即墨夜看着憤怒的刀魔一時間出不出話,旁邊的族長夫人連忙說:“月兒她就喝了一口那個飲料就不太對了,不管我們家夜兒的事。”刀魔拿起桌上的飲料聞了一下,聞到了果汁和血液的味道。
臉變了變顔色,大聲的對着即墨夜喊道:“月兒隻能喝純血,不能混任何東西,否則身體就會出問題。”輕者昏迷,重則死亡,不付存在。
想了想,刀魔抱起月兒像各位家族族長道着歉,就離開了會場。所有人都在議論紛紛,唯獨即墨夜心中很難過,因爲那個飲料是他拿給月兒的。他不知道以後該怎麽面對刀魔,面對月兒。
知道了事情的經過的三人來到了即墨夜的身邊,歐陽信對他說,:“月兒肯定會沒事的,刀魔前輩一定不會讓他有事情的,不知者不罪,你别和自己生氣了,那樣對身體不好的。
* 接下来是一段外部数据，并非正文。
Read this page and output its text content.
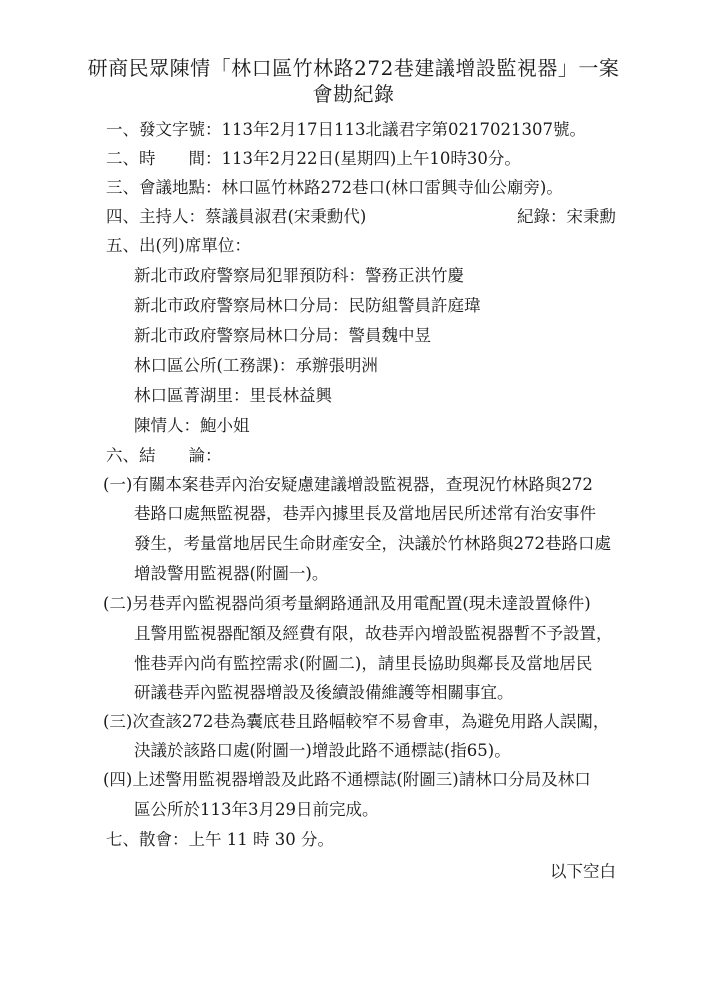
研商民眾陳情「林口區竹林路272巷建議增設監視器」一案
會勘紀錄
一、發文字號：113年2月17日113北議君字第0217021307號。
二、時　　間：113年2月22日(星期四)上午10時30分。
三、會議地點：林口區竹林路272巷口(林口雷興寺仙公廟旁)。
四、主持人：蔡議員淑君(宋秉勳代)	紀錄：宋秉勳
五、出(列)席單位：
新北市政府警察局犯罪預防科：警務正洪竹慶
新北市政府警察局林口分局：民防組警員許庭瑋
新北市政府警察局林口分局：警員魏中昱
林口區公所(工務課)：承辦張明洲
林口區菁湖里：里長林益興
陳情人：鮑小姐
六、結　　論：
(一)有關本案巷弄內治安疑慮建議增設監視器，查現況竹林路與272
巷路口處無監視器，巷弄內據里長及當地居民所述常有治安事件
發生，考量當地居民生命財產安全，決議於竹林路與272巷路口處
增設警用監視器(附圖一)。
(二)另巷弄內監視器尚須考量網路通訊及用電配置(現未達設置條件)
且警用監視器配額及經費有限，故巷弄內增設監視器暫不予設置，
惟巷弄內尚有監控需求(附圖二)，請里長協助與鄰長及當地居民
研議巷弄內監視器增設及後續設備維護等相關事宜。
(三)次查該272巷為囊底巷且路幅較窄不易會車，為避免用路人誤闖，
決議於該路口處(附圖一)增設此路不通標誌(指65)。
(四)上述警用監視器增設及此路不通標誌(附圖三)請林口分局及林口
區公所於113年3月29日前完成。
七、散會：上午 11 時 30 分。
以下空白
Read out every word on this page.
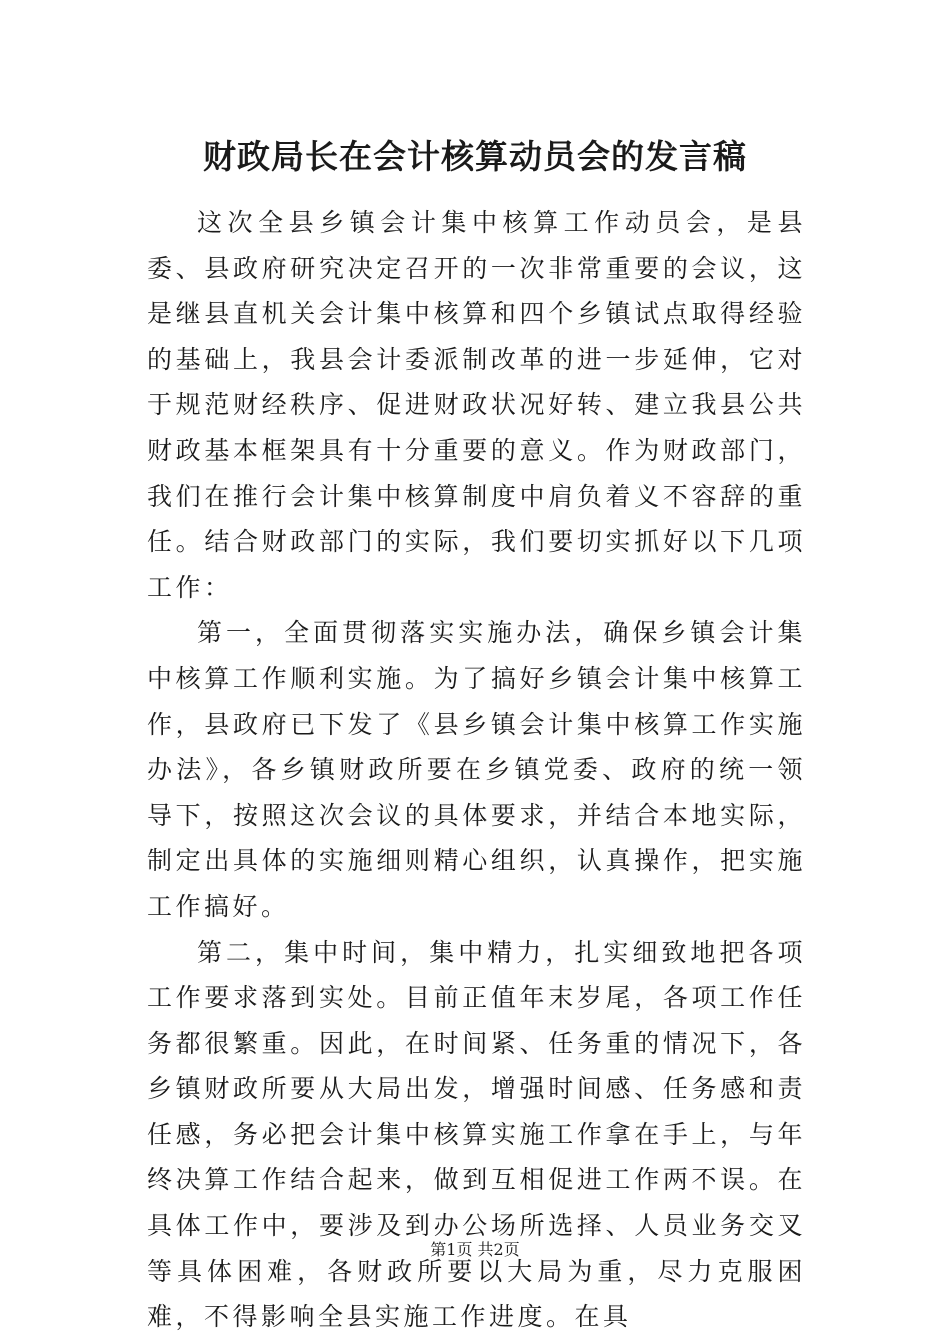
财政局长在会计核算动员会的发言稿

这次全县乡镇会计集中核算工作动员会，是县委、县政府研究决定召开的一次非常重要的会议，这是继县直机关会计集中核算和四个乡镇试点取得经验的基础上，我县会计委派制改革的进一步延伸，它对于规范财经秩序、促进财政状况好转、建立我县公共财政基本框架具有十分重要的意义。作为财政部门，我们在推行会计集中核算制度中肩负着义不容辞的重任。结合财政部门的实际，我们要切实抓好以下几项工作：

第一，全面贯彻落实实施办法，确保乡镇会计集中核算工作顺利实施。为了搞好乡镇会计集中核算工作，县政府已下发了《县乡镇会计集中核算工作实施办法》，各乡镇财政所要在乡镇党委、政府的统一领导下，按照这次会议的具体要求，并结合本地实际，制定出具体的实施细则精心组织，认真操作，把实施工作搞好。

第二，集中时间，集中精力，扎实细致地把各项工作要求落到实处。目前正值年末岁尾，各项工作任务都很繁重。因此，在时间紧、任务重的情况下，各乡镇财政所要从大局出发，增强时间感、任务感和责任感，务必把会计集中核算实施工作拿在手上，与年终决算工作结合起来，做到互相促进工作两不误。在具体工作中，要涉及到办公场所选择、人员业务交叉等具体困难，各财政所要以大局为重，尽力克服困难，不得影响全县实施工作进度。在具

第1页 共2页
”
即墨夜看着衆人,“月兒他一定會沒事的對嗎。”看着大家用力的點頭,自己心中也有了一絲的安慰,回到家裏去休息了。
這場家族聚會随着刀魔和即墨夜的離開,結束了,每個人心中都不啊好受,都想知道那女孩會不會有事,不過心中再難受,估計也沒人比的上刀魔和即墨夜了吧。
這場會議的确有意思,比之前都有意思。